Camden had a great regard for Elizabeth I, and he believed her memory, "...among Englishmen ought ever to be...sacred." Still, he sought to write the facts, rather than his opinion of her and the events that transpired during her reign. Though an Anglican, Camden's work was written in Latin, (ANNALES RERUM ANGLICARUM et HIBENNICARUM REGNANTE ELIZABETH). His Annals is also surprisingly void of the anti-Catholic sentiment which filled the writing of the early 17th century, under the reign of James I.

William Camden was depicted in the famous Funeral Procession of Queen Elizabeth illustration. He is the man wearing the hood in the middle, and the inscription above him describes his role, saying "The coat borne by William Cambden, Clarenceux King of Arms". The 'coat' is the tabbard he holds, bearing the royal heraldry of the House of Tudor. Picture acquired through Wikimedia Commons. Image public domain.

The first volume was started in 1608, and published in 1615 (Wagner, 12). Needless to say, it was a huge success.Volume 1 covered the years 1558 (the years when Elizabeth took the throne) to 1588 (the year of the defeat of the Spanish Armada). The second volume was completed in 1617, but was unfortunately not published in London until 1627, four years after Camden's death.

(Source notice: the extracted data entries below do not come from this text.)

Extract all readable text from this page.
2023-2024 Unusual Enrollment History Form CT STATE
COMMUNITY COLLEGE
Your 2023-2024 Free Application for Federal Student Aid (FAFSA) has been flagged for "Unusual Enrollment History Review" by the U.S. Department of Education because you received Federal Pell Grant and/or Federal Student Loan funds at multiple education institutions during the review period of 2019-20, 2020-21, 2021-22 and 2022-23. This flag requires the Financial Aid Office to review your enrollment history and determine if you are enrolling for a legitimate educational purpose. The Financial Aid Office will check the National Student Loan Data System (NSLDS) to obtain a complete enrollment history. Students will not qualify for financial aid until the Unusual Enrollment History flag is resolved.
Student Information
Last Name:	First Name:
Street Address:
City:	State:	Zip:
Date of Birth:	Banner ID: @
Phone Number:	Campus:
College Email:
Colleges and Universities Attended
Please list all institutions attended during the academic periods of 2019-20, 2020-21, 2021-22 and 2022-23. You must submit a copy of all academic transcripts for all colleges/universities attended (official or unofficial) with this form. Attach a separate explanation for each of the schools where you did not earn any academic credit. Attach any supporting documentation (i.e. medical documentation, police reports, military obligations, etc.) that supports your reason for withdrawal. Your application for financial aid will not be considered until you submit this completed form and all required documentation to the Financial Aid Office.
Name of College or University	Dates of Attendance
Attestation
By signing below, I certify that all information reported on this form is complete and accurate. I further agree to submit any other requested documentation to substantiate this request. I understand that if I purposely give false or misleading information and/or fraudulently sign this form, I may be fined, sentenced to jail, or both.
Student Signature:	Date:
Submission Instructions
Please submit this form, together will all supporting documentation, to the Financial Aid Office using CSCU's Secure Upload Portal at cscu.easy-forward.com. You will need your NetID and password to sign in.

A 1609 engraving of William Camden. Picture acquired through Wikimedia Commons. Image public domain.

I encourage all admirer's and scholars of Queen Elizabeth I and her achievements to purchase, or at least read a translated copy of William Camden's Annals of Queen Elizabeth.


The History of the Most Renowned and Victorious Princes Elizabeth, Late Queen of England edited by Wallace T. MacCaffrey, Chicago: University of Chicago Press, 1970.

Wagner, John A. The Historic Dictionary of the Elizabethan World. Print.